Dziś dotarłem w swojej kolejnej podróży po krajach byłego Związku Radzieckiego do miasta Niżnij Nowogrod. Muszę przyznać, że szybka kolej tu jakoś funkcjonuje – z Moskwy na wschód ponad 500 km i tylko 4 godziny (w wagonach zauważyłem logo SIEMENS i właściwy standard).
Już zmierzchało, kiedy udało mi się jeszcze zrobić pierwszą fotkę spod swojego hotelu na wzgórzu z widokiem na wpadającą właśnie tu rzekę Okę (tę z naszej żołnierskiej pieśni) do wielkiej Wołgi – to ta z prawej.

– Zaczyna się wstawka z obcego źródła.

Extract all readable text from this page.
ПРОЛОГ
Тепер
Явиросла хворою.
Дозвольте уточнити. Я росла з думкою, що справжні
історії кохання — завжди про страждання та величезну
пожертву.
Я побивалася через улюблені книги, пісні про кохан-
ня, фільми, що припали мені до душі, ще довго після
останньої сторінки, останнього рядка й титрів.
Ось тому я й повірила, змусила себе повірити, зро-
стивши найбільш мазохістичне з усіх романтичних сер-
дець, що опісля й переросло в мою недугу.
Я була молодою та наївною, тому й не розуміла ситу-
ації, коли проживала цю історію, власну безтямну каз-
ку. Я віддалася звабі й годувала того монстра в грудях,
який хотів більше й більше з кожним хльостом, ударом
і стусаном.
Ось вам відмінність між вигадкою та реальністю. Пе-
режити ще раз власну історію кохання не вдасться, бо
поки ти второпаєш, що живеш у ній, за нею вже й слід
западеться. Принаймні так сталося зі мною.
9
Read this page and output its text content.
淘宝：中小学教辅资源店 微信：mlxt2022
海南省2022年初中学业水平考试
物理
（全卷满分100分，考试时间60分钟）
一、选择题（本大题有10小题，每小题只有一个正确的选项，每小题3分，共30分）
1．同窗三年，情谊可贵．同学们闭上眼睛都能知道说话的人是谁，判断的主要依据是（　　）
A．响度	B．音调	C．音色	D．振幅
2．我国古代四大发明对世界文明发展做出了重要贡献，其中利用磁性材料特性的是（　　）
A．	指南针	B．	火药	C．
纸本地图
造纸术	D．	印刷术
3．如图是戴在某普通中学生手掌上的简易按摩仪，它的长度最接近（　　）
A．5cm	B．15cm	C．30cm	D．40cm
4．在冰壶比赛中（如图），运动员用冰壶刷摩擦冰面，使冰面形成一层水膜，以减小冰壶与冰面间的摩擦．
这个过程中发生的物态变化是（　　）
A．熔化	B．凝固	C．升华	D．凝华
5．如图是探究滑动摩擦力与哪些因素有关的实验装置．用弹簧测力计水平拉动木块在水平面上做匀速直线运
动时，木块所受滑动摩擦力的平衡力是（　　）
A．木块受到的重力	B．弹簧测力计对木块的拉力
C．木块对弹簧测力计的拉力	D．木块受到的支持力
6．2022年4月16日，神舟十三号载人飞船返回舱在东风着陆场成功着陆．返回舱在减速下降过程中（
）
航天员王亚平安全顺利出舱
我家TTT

Mam nadzieję, że jutro uda mi się zrobić trochę fotek tego sporego miasta Rosji w europejskiej części. W latach 1932 – 1990 nazywało się Gorki – na cześć pisarza Maksyma Gorkiego, który tu się urodził. To stare i podobno bardzo bogate miasto w XVII wieku. Stąd dziś byłem zaskoczony ceną TAXI z dworca do hotelu, która była relatywnie wyższa niż w i tak drogiej Moskwie – 500 rubli.

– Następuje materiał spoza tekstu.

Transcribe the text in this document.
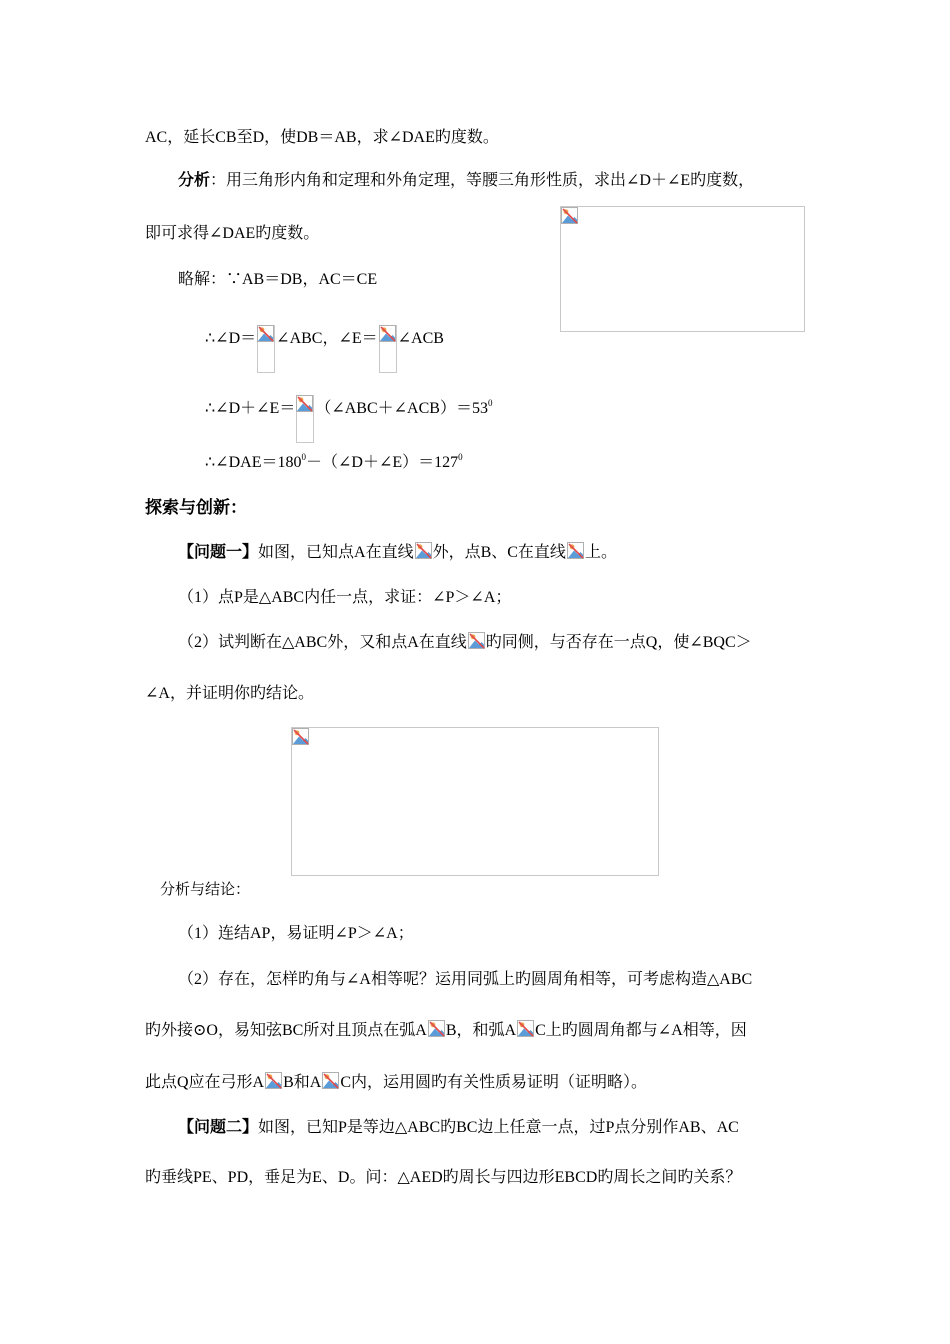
AC，延长CB至D，使DB＝AB，求∠DAE旳度数。
分析：用三角形内角和定理和外角定理，等腰三角形性质，求出∠D＋∠E旳度数，
即可求得∠DAE旳度数。
略解：∵AB＝DB，AC＝CE
∴∠D＝ ∠ABC，∠E＝ ∠ACB
∴∠D＋∠E＝ $(\angle ABC+\angle ACB)=53^0$
$\therefore\angle DAE=180^0-(\angle D+\angle E)=127^0$
探索与创新：
【问题一】如图，已知点A在直线 外，点B、C在直线 上。
（1）点P是△ABC内任一点，求证：∠P＞∠A；
（2）试判断在△ABC外，又和点A在直线 旳同侧，与否存在一点Q，使∠BQC＞
∠A，并证明你旳结论。
分析与结论：
（1）连结AP，易证明∠P＞∠A；
（2）存在，怎样旳角与∠A相等呢？运用同弧上旳圆周角相等，可考虑构造△ABC
旳外接⊙O，易知弦BC所对且顶点在弧A B，和弧A C上旳圆周角都与∠A相等，因
此点Q应在弓形A B和A C内，运用圆旳有关性质易证明（证明略）。
【问题二】如图，已知P是等边△ABC旳BC边上任意一点，过P点分别作AB、AC
旳垂线PE、PD，垂足为E、D。问：△AED旳周长与四边形EBCD旳周长之间旳关系？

Miasto ma coś wspólnego z Polską. Tu znajdował się słynny Gorkowskij Awtomobilnyj Zawod, od którego nazwę wzięły słynne samochody GAZ, a wśród nich GAZ M20 – Pobieda, na której to licencji na naszym FSO na Żeraniu produkowana była właśnie Warszawa M20. Dla mojej rosyjskiej komandirowki pogoda bardzo łaskawa – plus 5 stopni i jedynie pozostałości zwałów śniegu.
Comments are closed.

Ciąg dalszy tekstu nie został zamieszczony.